Sobell created the first live interactive wireless mobile webcam and transcontinental web performances at NYU’s Center for Advanced Technology in collaboration with Emily Hartzell with the historic internet collective, ParkBench, where they were Artists-in-Residence 1994-1999. Sobell was artist-in Residence at NYU Tisch1990 -1993. She was in shows curated by S. Lacy, B. Viola, P.McCarthy, and invited by Joseph Beuys to speak about her social sculpture, Videophone Voyeur at Documenta 6.
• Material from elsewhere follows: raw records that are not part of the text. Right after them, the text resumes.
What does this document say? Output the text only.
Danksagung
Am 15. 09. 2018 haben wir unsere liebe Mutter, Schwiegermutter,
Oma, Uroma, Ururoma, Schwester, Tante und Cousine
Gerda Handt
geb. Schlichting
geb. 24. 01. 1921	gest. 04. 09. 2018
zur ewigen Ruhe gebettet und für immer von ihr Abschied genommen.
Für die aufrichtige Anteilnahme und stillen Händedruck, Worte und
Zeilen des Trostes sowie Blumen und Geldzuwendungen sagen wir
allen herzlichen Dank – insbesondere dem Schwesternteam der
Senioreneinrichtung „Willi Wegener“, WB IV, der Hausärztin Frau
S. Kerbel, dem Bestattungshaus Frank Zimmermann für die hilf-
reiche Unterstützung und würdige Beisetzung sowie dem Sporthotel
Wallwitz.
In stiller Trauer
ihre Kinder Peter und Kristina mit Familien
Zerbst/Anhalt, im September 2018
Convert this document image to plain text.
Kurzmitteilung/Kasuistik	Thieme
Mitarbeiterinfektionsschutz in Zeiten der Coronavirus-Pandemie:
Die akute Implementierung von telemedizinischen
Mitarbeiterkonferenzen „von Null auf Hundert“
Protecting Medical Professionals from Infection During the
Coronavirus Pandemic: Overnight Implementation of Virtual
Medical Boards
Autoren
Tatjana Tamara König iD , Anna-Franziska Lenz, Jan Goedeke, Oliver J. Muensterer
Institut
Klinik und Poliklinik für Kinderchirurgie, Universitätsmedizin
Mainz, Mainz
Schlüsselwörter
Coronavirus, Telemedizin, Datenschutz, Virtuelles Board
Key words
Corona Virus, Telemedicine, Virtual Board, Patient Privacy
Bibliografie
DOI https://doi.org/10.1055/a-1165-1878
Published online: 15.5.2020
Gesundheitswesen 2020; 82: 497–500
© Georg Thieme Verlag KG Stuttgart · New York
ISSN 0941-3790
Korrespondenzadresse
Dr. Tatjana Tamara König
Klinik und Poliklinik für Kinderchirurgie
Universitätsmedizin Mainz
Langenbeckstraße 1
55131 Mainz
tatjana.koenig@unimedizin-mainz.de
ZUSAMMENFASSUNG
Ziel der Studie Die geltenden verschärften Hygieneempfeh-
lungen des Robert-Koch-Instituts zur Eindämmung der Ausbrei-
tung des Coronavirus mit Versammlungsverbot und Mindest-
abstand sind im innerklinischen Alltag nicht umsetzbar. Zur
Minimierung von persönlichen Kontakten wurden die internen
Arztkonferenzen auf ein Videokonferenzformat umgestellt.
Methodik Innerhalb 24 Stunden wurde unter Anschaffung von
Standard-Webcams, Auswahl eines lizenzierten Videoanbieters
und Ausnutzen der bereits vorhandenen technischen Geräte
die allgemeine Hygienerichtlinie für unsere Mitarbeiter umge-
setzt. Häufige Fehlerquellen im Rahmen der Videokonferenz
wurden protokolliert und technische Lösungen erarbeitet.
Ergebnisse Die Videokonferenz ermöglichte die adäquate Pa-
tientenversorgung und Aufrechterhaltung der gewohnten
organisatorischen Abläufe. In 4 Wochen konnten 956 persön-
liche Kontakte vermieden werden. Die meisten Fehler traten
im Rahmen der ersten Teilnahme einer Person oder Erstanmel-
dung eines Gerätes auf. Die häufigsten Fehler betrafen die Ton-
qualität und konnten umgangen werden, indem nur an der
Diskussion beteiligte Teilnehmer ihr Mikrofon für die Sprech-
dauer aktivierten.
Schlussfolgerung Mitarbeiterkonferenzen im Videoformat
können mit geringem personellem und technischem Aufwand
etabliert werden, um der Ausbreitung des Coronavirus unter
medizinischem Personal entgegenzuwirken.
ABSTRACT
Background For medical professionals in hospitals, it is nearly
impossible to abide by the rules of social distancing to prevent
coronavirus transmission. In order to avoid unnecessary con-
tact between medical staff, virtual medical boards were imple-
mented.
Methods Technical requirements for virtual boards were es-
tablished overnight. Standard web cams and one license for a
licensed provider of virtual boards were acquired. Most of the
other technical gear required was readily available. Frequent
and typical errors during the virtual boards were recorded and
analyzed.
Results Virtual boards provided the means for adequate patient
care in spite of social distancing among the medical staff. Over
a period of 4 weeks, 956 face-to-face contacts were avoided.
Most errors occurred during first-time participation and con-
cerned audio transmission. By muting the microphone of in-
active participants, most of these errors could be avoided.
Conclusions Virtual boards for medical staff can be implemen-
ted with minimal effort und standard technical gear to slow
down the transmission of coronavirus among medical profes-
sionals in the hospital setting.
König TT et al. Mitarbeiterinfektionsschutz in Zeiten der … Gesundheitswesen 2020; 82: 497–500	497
Her work has been shown at or is in the collection of DIA, the Whitney, Hammer, LACMA, LAICA, LBMA, CAM Houston, Blanton Museum, MIT, Getty, ZKM, Whitechapel, Zwirner, WP Phillips Gallery, Louisiana MOMA, Denmark,
Kunst Forum, Cornell, and the Kramlich collection among others. She has taught at UCLA, SVA, and received an Arts Council of Great Britain, NEA, NYSCA, NYFA, Turbulence, Franklin Furnace awards, an Acker Award in Video. She holds an MFA in sculpture from Cornell University, where she is credited with doing the first thesis in video and founding interdepartmental collaboration 1969-71.